Like all great old Catholic homes Lime Park was full of hiding-places which had once been used for the concealing of priests. There were window-seats which might be lifted to disclose a small room below the level of the floor. There were panels in the walls which slid back to show a narrow staircase leading up to a tiny room. Philip knew them all. For Amber at least their various rendezvous afforded a dangerous excitement from which she derived far more enjoyment than she did from Philip’s inept love-making.
She did not, however, find it so amusing that she was less eager to return to London. She asked Radclyffe over and over again when they were going back, but invariably he said that he had no plans for returning at all. He would as soon stay in the country, he said, until he died.
“But I’m bored out here, I tell you!” she shouted at him one day.
“I don’t doubt you are, madame,” he said. “In fact it’s always been a puzzle to me how women avoid boredom wherever they are. They have so few resources.”
“We have resources enough,” said Amber, giving him a slanted look, full of venom and contempt. She had started the conversation with good resolutions, but they could not last long under his cold supercilious stare, his srieering sarcasm. “But it’s dull out here. I couldn’t wish the devil himself a worse fate than to be boxed up in the country!”

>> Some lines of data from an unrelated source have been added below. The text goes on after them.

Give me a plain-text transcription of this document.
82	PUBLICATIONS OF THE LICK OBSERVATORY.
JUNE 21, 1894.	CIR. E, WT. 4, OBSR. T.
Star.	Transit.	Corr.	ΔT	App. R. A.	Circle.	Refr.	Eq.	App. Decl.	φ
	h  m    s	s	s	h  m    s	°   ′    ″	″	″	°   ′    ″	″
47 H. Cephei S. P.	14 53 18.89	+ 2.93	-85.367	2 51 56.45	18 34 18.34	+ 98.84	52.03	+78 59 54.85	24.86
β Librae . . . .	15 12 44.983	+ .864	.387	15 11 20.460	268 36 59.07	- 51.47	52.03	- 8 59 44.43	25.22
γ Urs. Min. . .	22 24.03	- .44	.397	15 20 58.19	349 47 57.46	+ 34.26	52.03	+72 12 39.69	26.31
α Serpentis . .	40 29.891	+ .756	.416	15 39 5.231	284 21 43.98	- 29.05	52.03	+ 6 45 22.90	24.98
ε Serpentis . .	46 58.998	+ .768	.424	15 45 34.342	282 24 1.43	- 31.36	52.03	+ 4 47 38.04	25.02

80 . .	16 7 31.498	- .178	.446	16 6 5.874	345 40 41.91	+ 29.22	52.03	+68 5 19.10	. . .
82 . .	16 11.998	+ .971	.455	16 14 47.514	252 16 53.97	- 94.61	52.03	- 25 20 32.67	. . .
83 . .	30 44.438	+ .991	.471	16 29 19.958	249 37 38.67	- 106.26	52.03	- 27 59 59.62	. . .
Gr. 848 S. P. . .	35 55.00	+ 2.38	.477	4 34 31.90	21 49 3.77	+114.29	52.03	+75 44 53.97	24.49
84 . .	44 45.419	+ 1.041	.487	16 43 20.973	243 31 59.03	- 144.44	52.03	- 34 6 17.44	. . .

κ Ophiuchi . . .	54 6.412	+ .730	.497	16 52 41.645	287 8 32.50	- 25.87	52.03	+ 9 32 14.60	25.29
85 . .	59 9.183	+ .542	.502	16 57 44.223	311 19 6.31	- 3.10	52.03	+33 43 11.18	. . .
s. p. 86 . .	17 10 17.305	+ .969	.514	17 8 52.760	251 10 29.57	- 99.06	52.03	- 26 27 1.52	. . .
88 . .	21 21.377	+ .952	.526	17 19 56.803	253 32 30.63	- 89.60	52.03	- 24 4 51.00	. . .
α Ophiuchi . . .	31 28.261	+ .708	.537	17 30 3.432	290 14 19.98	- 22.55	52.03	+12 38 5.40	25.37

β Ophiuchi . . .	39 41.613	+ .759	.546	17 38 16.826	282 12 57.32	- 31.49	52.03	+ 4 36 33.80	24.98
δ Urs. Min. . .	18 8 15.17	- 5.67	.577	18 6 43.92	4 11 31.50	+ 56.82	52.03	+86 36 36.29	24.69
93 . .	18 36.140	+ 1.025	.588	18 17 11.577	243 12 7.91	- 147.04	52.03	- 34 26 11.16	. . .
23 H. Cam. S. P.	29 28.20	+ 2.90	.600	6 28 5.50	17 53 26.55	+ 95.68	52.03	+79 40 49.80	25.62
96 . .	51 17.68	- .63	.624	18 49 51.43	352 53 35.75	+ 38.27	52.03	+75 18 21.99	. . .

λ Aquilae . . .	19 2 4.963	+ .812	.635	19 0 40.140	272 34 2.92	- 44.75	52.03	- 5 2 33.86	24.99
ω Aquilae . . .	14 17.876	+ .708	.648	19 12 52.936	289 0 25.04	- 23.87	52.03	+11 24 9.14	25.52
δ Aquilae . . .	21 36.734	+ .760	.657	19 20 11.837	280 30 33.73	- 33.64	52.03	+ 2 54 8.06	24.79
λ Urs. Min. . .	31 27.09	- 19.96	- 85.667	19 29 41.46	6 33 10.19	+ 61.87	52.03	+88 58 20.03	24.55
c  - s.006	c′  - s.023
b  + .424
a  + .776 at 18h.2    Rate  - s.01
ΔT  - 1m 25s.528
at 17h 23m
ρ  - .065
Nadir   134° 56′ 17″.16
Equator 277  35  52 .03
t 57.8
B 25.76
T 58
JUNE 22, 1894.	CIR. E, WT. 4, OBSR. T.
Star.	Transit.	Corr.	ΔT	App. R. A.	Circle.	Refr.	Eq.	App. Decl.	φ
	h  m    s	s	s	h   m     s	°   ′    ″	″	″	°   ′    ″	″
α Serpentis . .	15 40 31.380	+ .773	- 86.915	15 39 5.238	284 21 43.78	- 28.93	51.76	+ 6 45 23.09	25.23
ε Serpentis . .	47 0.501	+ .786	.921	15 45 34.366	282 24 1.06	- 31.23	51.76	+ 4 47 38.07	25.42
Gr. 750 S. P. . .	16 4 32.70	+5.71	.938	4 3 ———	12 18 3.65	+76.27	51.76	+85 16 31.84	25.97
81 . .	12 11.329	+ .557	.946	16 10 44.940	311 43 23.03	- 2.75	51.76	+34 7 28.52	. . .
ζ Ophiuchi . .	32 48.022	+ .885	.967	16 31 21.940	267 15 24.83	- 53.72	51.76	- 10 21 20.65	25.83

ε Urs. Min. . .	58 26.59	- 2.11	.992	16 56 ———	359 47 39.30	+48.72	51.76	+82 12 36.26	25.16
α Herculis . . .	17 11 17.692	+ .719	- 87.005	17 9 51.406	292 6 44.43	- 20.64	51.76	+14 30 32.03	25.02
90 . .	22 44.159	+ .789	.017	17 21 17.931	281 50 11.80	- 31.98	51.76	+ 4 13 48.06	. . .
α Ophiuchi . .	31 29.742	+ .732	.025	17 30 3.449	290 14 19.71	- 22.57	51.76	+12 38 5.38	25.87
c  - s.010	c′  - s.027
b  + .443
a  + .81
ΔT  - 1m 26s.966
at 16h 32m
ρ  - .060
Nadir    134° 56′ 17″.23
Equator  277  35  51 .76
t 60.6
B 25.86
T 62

“You should have considered that, then, when you were attempting to prostitute yourself to his Majesty.”
She gave a harsh vindictive little laugh. “Attempting to prostitute myself! My God, but you are droll! I laid with the King long ago—while I was still at the theatre! Now, my lord, what do you make of that!”
Radclyffe smiled, cynical amusement on his thin pressed lips. He was standing beside one of the great windows that overlooked the terrace, leaning against the gold-embroidered hangings, and his whole decadent figure was like that of a delicate porcelain. She longed to smash her fist against the fragile bones of his cheek and nose and skull, and feel them crumble beneath her knuckles.
“Your own lack of subtlety, madame,” he said quietly, “makes you suspect a similar flaw in everyone else.”
“So you knew it already, did you?”
“Your reputation is not spotless. It was, in fact, very much befouled.”
“And I suppose you think it’s in a better condition now!”
“At least it will not be in a worse one. I have no interest at all in you or in your reputation, madame. But I have a great deal of interest in the repute which my wife bears. I cannot undo the faults you committed before I married you—but I can at least prevent you from committing new ones now.”
For an instant fury brought her close to a disastrous error. It was on the end of her tongue to tell him about herself and Philip, to prove to him that he could not govern her life no matter how he tried. But just in time she controlled herself—and said instead, with an unpleasant sneer: “Oh, can you?”